第1話では、栗須が競馬事業部の財務調査の中で出会った人々の話から馬への思いを知った後にレースが描写された。このレースを通じて伝えられた感謝は栗須にとって、生涯、税理士事務所を営んできた亡き父に対して抱え続けてきたわだかまりを解消するものだった。
また、第2話は、ロイヤル所属の競走馬を育成する林田生産・育成牧場の牧場長・林田純次(尾美としのり)による自ら育てて来たロイヤルイザーニャと林田の亡き息子への思いが詰まったレースとなった。生まれつき足が悪く、誰もがレースで勝つことはないと思い込んでいたイザーニャが新たな調教師・広中博(安藤政信)による調教の結果、1着を勝ち取る。誰よりもイザーニャの勝利を願っていた林田が泣き崩れる姿には自然と涙を誘われた。

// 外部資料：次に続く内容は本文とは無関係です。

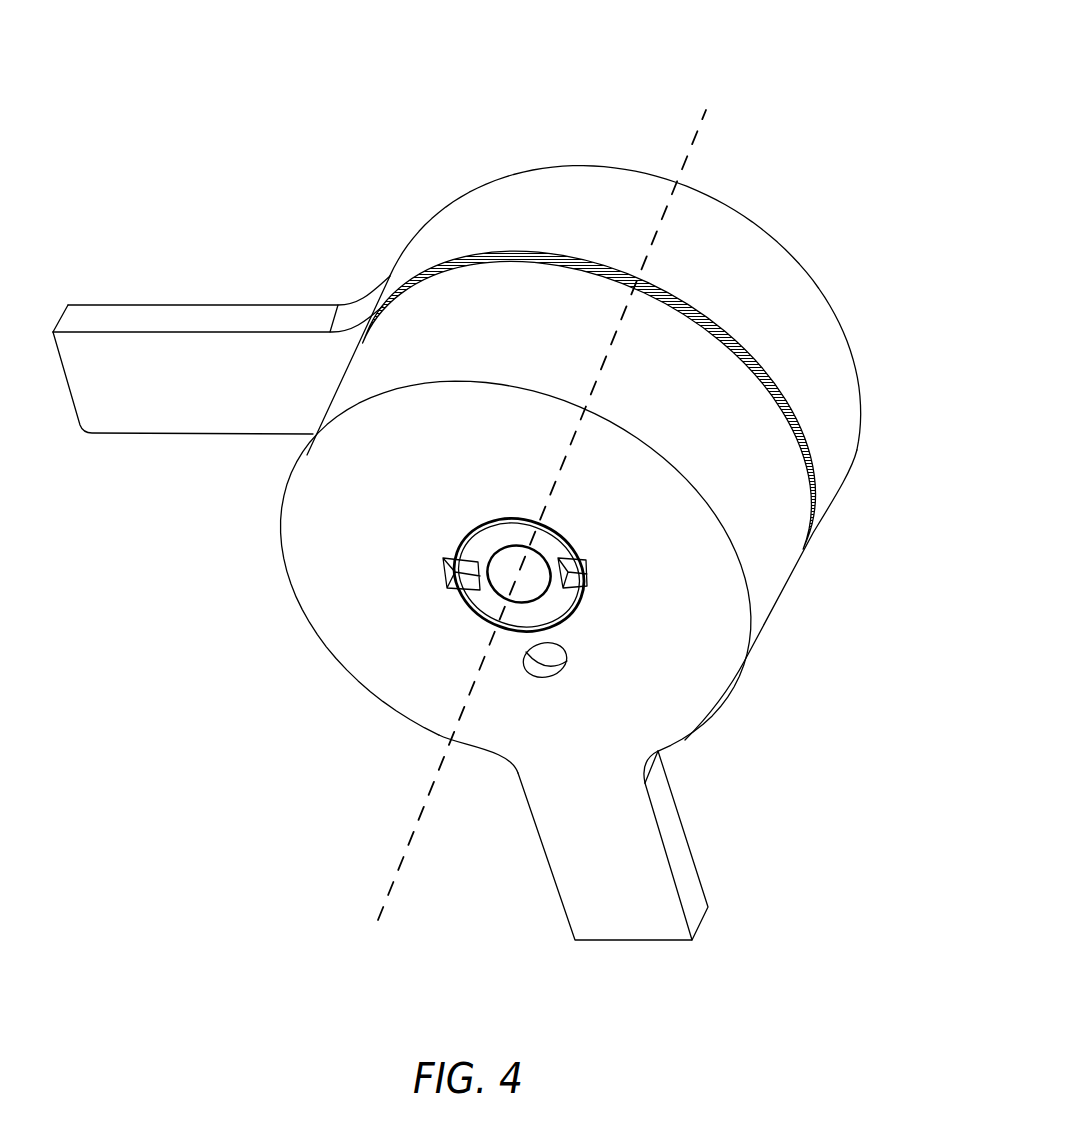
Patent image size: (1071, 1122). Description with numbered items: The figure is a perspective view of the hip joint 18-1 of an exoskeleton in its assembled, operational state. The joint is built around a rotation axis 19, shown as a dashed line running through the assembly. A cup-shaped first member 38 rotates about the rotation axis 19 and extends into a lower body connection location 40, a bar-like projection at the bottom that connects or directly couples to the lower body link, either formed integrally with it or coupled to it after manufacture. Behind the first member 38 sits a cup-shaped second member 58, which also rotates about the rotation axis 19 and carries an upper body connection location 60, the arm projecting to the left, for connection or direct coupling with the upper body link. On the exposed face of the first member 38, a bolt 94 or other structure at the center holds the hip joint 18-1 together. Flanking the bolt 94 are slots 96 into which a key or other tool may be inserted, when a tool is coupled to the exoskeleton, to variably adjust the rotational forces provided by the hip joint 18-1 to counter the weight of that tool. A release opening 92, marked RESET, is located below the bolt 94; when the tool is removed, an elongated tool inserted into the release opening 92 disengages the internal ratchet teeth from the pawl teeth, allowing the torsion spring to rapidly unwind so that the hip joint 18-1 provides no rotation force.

The hip joint 18-1 is at (633, 63).
The rotation axis 19 is at (697, 143).
The first member 38 is at (712, 678).
The lower body connection location 40 is at (688, 888).
The second member 58 is at (783, 287).
The upper body connection location 60 is at (128, 350).
The release opening 92 is at (547, 678).
The bolt 94 is at (538, 572).
The slots 96 is at (445, 573).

第4話では、馬を大切に思うが故に問題を起こして競馬学校を退学となった騎手・佐木隆二郎(高杉真宙)が、暴れ馬・ロイヤルホープに寄り添い、見事にレースで勝利する。ホープの生産牧場であるノザキファームを営む野崎加奈子(松本若菜)をはじめとした野崎家の人々の思いはもちろん、佐木が長所を生かして本領を発揮するまでの思い、佐木の勝利を願う親の思いも詰まった勝利となった。

競走馬がレースで出走するまでには、生産牧場主、購入した馬主、調教師、騎手などさまざまな人が関与する。そして、その人たちの分だけの馬にかける思いがある。そうした登場人物たちの思いやバックボーンを丁寧に描写しながら、各話の最後にレースを見せる構成にすることで、一つひとつのレースに込められたものを自然と感じさせる。すべてを知った上で見届けるレースに、視聴者が思わず涙してしまうのも無理はない。

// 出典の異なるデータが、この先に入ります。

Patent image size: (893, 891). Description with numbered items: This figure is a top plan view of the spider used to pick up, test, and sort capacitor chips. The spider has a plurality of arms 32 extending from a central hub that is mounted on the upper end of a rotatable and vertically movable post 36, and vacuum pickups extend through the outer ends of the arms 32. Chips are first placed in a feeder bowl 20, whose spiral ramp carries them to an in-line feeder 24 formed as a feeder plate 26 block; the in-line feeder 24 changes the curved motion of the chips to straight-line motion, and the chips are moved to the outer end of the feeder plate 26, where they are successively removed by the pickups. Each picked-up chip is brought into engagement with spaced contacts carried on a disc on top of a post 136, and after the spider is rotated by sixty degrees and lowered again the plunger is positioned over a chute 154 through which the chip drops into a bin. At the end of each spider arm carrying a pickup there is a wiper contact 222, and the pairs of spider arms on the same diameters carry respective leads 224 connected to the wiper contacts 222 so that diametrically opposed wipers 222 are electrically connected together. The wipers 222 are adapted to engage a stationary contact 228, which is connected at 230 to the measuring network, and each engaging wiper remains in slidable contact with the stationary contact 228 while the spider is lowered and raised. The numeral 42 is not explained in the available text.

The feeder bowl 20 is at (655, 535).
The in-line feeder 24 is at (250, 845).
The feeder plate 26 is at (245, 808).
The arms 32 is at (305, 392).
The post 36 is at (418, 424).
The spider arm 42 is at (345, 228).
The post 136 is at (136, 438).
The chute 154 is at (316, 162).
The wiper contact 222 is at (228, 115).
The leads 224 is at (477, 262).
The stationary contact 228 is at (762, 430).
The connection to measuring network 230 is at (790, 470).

そして何より、レースシーンに、カットバックされて映る登場人物たちの表情から受ける感動はひとしおだ。息を飲み、願うように見守る姿、終盤にかけて思わず「いけー!」と声を張り上げてしまう様子、勝利を見届けて放心する表情。林田を演じる尾美もノザキファームの牧場主・野崎剛史を演じる木場勝己も、レース以外では冷静な大人の振る舞いを見せているからこそ、レースを見ているときの抑えきれない興奮が際立って伝わってくる。感情を緻密に積み上げていく構成とベテラン俳優たちの緩急のついた芝居の掛け算によって、唯一無二の見応えを実現しているのだ。